First Quantum bénéficie depuis longtemps d’un engagement fédéral à intervenir sans poser de questions en cas de menace de « nationalisation de la ressource », en particulier dans les pays du Sud global gouvernés par des régimes de gauche :

Lorsque le gouvernement congolais a nationalisé une mine appartenant à First Quantum en 2010, le Premier ministre de l’époque Stephen Harper a pris fait et cause pour la compagnie auprès du G8, du G20, du FMI, de la Banque mondiale et « d’autres gouvernements ayant des intérêts commerciaux en RDC  ». Ces pressions diplomatiques ont finalement permis à la mine de retourner dans le giron canadien.

Depuis les années 1990, Ottawa a soutenu des gouvernements néolibéraux dans le monde entier, y compris au Panama, et promu des réformes et des initiatives économiques qui donnent aux compagnies canadiennes plus de pouvoir d’influence en vue de profiter des richesses en ressources naturelles des États étrangers, souvent au détriment des populations locales.
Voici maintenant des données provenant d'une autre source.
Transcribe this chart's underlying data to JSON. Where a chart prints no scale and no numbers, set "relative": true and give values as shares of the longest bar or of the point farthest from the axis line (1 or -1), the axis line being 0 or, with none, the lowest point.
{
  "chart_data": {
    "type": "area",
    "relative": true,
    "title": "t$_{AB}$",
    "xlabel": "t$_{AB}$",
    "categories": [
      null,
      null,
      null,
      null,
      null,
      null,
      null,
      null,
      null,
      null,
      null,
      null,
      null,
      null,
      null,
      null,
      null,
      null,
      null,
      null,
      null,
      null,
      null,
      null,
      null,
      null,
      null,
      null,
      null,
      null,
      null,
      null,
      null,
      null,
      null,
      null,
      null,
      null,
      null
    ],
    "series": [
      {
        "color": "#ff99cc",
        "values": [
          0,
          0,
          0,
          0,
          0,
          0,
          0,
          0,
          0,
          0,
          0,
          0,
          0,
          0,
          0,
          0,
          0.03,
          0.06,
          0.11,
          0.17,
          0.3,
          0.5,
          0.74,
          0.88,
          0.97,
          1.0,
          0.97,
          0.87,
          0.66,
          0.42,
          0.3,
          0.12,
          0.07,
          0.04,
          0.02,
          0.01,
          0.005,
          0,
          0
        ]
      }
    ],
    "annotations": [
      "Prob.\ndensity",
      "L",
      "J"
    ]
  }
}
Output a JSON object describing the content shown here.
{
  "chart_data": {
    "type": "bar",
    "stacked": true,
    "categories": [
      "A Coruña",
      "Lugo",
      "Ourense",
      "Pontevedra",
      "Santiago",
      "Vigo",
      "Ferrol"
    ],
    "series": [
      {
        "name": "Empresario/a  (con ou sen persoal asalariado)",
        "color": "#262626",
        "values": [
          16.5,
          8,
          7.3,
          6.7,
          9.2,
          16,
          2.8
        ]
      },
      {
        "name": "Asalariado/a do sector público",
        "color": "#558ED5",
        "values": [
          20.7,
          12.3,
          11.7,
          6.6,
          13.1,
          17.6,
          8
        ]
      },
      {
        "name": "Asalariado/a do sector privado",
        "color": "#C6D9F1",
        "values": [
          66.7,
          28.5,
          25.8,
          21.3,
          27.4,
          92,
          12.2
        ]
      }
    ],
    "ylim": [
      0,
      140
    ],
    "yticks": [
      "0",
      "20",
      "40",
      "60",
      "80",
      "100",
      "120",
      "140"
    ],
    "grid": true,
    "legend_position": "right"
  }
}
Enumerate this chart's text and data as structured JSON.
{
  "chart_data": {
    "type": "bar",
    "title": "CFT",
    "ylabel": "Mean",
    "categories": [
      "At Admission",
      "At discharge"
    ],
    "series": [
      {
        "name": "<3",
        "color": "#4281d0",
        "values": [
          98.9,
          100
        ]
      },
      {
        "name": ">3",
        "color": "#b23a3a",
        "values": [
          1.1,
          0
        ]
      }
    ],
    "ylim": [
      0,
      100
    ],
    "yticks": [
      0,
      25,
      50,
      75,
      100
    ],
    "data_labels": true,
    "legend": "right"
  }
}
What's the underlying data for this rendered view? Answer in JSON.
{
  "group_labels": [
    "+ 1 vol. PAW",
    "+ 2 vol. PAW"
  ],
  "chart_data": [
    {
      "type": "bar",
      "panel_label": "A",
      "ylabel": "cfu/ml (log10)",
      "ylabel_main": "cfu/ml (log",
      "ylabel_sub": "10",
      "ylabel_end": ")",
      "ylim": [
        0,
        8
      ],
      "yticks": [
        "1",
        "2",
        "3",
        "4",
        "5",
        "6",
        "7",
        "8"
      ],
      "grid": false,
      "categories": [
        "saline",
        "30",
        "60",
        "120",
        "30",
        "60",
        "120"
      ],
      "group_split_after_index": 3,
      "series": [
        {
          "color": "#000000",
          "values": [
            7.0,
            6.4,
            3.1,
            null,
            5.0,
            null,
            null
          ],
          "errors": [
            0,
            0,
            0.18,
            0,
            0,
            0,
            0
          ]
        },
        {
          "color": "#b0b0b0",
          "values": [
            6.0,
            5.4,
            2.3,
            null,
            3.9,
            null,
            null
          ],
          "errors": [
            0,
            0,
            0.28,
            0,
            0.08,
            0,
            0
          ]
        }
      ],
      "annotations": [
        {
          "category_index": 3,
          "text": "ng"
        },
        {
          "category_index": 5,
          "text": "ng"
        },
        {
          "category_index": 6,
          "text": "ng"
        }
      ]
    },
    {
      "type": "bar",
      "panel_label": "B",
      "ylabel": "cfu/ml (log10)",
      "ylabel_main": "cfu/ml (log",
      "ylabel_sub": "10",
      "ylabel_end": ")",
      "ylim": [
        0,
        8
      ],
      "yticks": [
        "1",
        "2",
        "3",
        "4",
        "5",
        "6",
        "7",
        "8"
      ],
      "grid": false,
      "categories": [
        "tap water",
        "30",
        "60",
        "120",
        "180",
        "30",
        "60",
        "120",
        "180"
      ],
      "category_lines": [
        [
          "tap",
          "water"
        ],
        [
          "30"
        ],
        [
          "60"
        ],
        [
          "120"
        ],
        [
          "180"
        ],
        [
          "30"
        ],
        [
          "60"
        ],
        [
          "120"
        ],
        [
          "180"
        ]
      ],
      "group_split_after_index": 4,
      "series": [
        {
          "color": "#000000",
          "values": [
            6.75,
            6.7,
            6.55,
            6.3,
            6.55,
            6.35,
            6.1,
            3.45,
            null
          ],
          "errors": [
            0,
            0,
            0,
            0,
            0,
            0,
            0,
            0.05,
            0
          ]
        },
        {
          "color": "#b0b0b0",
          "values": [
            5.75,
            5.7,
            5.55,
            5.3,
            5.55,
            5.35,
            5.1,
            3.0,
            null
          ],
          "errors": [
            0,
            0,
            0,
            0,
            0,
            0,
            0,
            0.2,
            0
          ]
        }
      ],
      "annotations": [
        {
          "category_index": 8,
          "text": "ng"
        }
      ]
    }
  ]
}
Au Panama, les institutions gouvernementales se sont étiolées au cours des dernières décennies et l’influence des sociétés transnationales, dont notamment First Quantum, a pris de l’ampleur.

Sous l’ancien premier ministre Stephen Harper, le Canada a signé un accord de libre-échange (ALE) avec le Panama. Dans d’autres pays, cependant, les efforts du Canada pour répandre la libre entreprise se sont heurtés à un mur. Les négociations en vue d’un accord de libre-échange avec quatre pays d’Amérique centrale - le Guatemala, le Salvador, le Honduras et le Nicaragua - ont capoté parce que, selon les mots d’Enrique Mejía Ucles, du Conseil hondurien de l’entreprise privée, « il [est] difficile de conclure un accord avec le Canada... ils veulent que tout leur revienne à eux seuls ».

Depuis que la concession de First Quantum a été renouvelée, la société panaméenne s’est répandue en protestations. Selon un billet de Niall McGee dans le Globe and Mail, : «  le contrat a été dénoncé par les écologistes, les groupes autochtones, les militants syndicaux et les groupes religieux, qui s’y sont opposés en raison à la fois de ses modalités financières et de l’impact sur l’environnement de la mine à ciel ouvert ».

First Quantum a dénoncé les méthodes des manifestants comme étant « illégales et violentes ». Cependant, les pressions de la population ont fait en sorte que M. Cortizo a suspendu l’octroi de nouvelles autorisations d’exploitation minière et osé un « coup d’éclat » en annonçant un référendum visant à déterminer si le contrat conclu avec First Quantum doit être résilié ou non, la population étant invitée à se prononcer le 17 décembre.
Depuis l’annonce de Cortizo, le titre de First Quantum a chuté de 28,5 % à la Bourse de Toronto. « La compagnie a connu sa pire journée boursière des vingt dernières années », écrit Monsieur McGee.

Au Canada, les efforts déployés par le peuple panaméen pour protéger l’environnement et l’économie locale face à une certaine société minière canadienne ont à peine été évoqués par les médias et la classe politique. Monsieur Studnicki-Gizbert écrit :
Ce fait d’actualité a été couvert par les principaux médias du monde entier, mais ici, au Canada ? Pratiquement pas un mot. Cela laisse les Panaméens perplexes. Après tout, c’est une société minière canadienne qui est au centre de la crise politique et sociale la plus importante que leur pays ait connue depuis plus d’une génération.

Par contre, au Canada, rien n’émerge de la crise au Panama, si ce n’est des déclarations publiques lénifiantes et des manœuvres de soutien à First Quantum en coulisse.
M. Studnicki-Gizbert poursuit :
La question que [les Panaméens] me posent est : Que dit le Canada ?... Les Canadiens soutiennent-ils [First Quantum] ou sont-ils du côté du peuple panaméen ?... Compte tenu de ce que j’ai vu, je suis pour ma part d’accord pour dire qu’un autre bail de 20 ans ne fera que causer considérablement plus de tort que de bien au Panama.

Le gouvernement canadien voit-il les choses du même œil ? Compte tenu du silence actuel d’Ottawa et de son soutien historique à First Quantum contre les mouvements sociaux panaméens, la réponse semble être un non retentissant.

Owen Schalk est un rédacteur établi dans une région rurale du Manitoba. Il est l’auteur de Canada in Afghanistan : A story of military, diplomatic, political and media failure, 2003-2023. (Le Canada en Afghanistan : histoire d’un échec militaire, diplomatique, politique et médiatique, 2003-2023).